Many are quick to denounce this strategy, but it works. According to Mayo Clinic Staff, positive thinking decreases stress levels. Not to mention, positive thinking also increases your life span!
- Plan my time more wisely:
I already know what you’re thinking: this is such a cliché. You’re probably rolling your eyes, too. But hear me out! From my past three semesters as a college student, I would allow myself to get to the point where I was doing most (if not, all) of my assignments at the absolute last minute.

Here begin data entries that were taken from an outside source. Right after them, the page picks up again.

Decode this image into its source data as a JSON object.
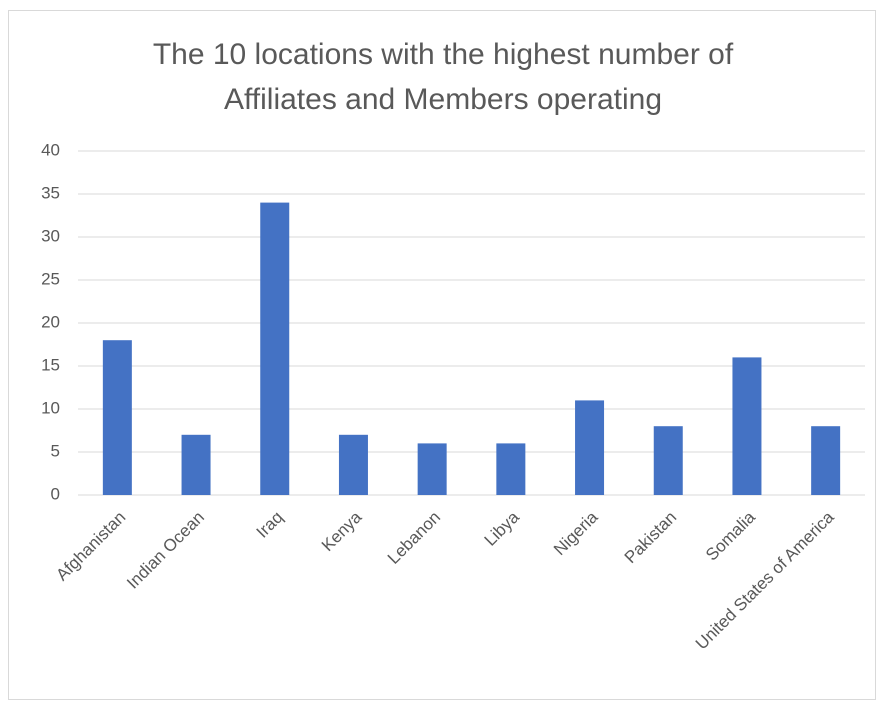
{
  "chart_data": {
    "type": "bar",
    "title": "The 10 locations with the highest number of Affiliates and Members operating",
    "categories": [
      "Afghanistan",
      "Indian Ocean",
      "Iraq",
      "Kenya",
      "Lebanon",
      "Libya",
      "Nigeria",
      "Pakistan",
      "Somalia",
      "United States of America"
    ],
    "values": [
      18,
      7,
      34,
      7,
      6,
      6,
      11,
      8,
      16,
      8
    ],
    "color": "#4472c4",
    "ylim": [
      0,
      40
    ],
    "yticks": [
      0,
      5,
      10,
      15,
      20,
      25,
      30,
      35,
      40
    ],
    "grid": true
  }
}
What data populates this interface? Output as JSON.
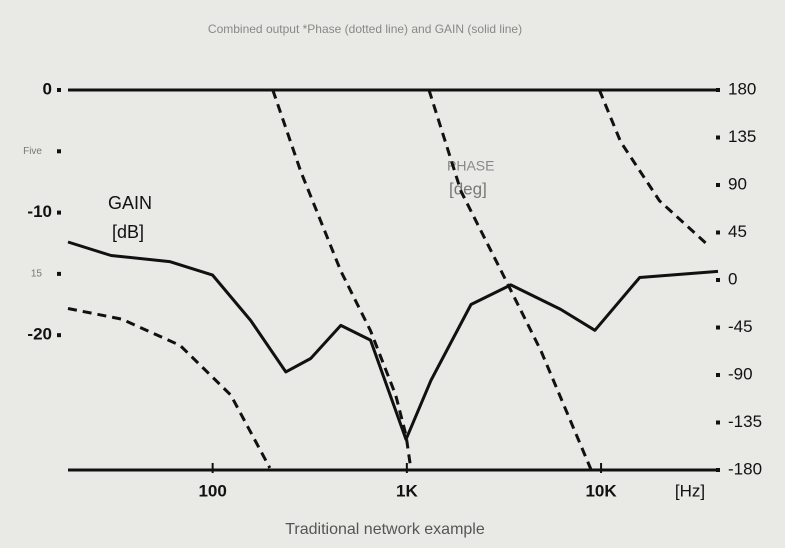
{
  "chart_data": {
    "type": "line",
    "title": "Combined output *Phase (dotted line) and GAIN (solid line)",
    "subtitle": "Traditional network example",
    "x_label": "[Hz]",
    "y_label": [
      "GAIN",
      "[dB]"
    ],
    "y2_label": [
      "PHASE",
      "[deg]"
    ],
    "x_log": true,
    "xlim": [
      18,
      40000
    ],
    "xticks": [
      100,
      {
        "value": 1000,
        "label": "1K"
      },
      {
        "value": 10000,
        "label": "10K"
      }
    ],
    "ylim": [
      -31,
      0
    ],
    "yticks": [
      0,
      {
        "value": -5,
        "label": "Five"
      },
      -10,
      {
        "value": -15,
        "label": "15"
      },
      -20
    ],
    "y2lim": [
      -180,
      180
    ],
    "y2ticks": [
      180,
      135,
      90,
      45,
      0,
      -45,
      -90,
      -135,
      -180
    ],
    "series": [
      {
        "color": "#111111",
        "style": "solid",
        "x": [
          18,
          30,
          60,
          100,
          157,
          238,
          320,
          457,
          650,
          990,
          1330,
          2140,
          3430,
          6200,
          9300,
          15800,
          40000
        ],
        "values": [
          -12.4,
          -13.5,
          -14,
          -15.1,
          -18.8,
          -23,
          -21.9,
          -19.2,
          -20.4,
          -28.5,
          -23.7,
          -17.5,
          -15.9,
          -17.9,
          -19.6,
          -15.3,
          -14.8
        ]
      },
      {
        "color": "#111111",
        "style": "dashed",
        "axis": "y2",
        "x": [
          18,
          34,
          68,
          124,
          197,
          null,
          204,
          284,
          457,
          650,
          876,
          990,
          1050,
          null,
          1300,
          1900,
          3060,
          4900,
          8900,
          null,
          9800,
          12600,
          20000,
          34600
        ],
        "values": [
          -27,
          -37,
          -62,
          -109,
          -178,
          null,
          180,
          103,
          8.5,
          -48,
          -109,
          -147,
          -180,
          null,
          180,
          84,
          8.5,
          -67,
          -180,
          null,
          180,
          131,
          75,
          35
        ]
      }
    ]
  }
}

Even assignments I knew I would be passionate about, I didn’t do them until I had no other choice. I was a little more passionate about the Real Housewives of Dallas. So I’m going to manage my time more wisely by giving myself new due dates on assignments. I am going to set a goal for myself where I turn in all of my assignments at lest two days before its due. That way, if I feel crumby about what I submitted, I have time to go back and tweak it. In past semesters, I would be submitting an assignment so late that I wouldn’t have an opportunity to fix it if I wanted to. I’m also going to commit to multitasking. If I’m at the gym, and I have a reading due, you’ll catch me reading on the elliptical. If I can manage to do this, I know I’ll be unstoppable.
- Say “No” more:
I had a tendency of being a “yes” woman last semester. If I was writing a paper, studying for an exam or doing statistics homework, I had a tendency to say yes whenever someone would invite me out. Doing that contributed to my problem of procrastination. But it also interrupted my workflow. My problem with homework has always been starting an assignment. However, whenever I do start, I get on an unstoppable roll. Until friends wanted me to grab something to eat with them. Or play the Sims. Or complain about boys. The list goes on. By constantly agreeing to go out, my desire to do well on an assignment would decrease. I would come back to an unfinished assignment, and instead of finishing it strong, I did the bare minimum to get it out of sight and out of mind. So, I’m going to make the effort to tell my friends no. It is good to take a break every once in awhile, but in my case, I was doing it every time. And to that, I say no more!
I am committing myself to make these changes. I have to! I want to finish my semester strong. And if you need to make the same changes, then I’m challenging you to take this list seriously. Let’s avoid sprint burnout together, ladies! Good luck!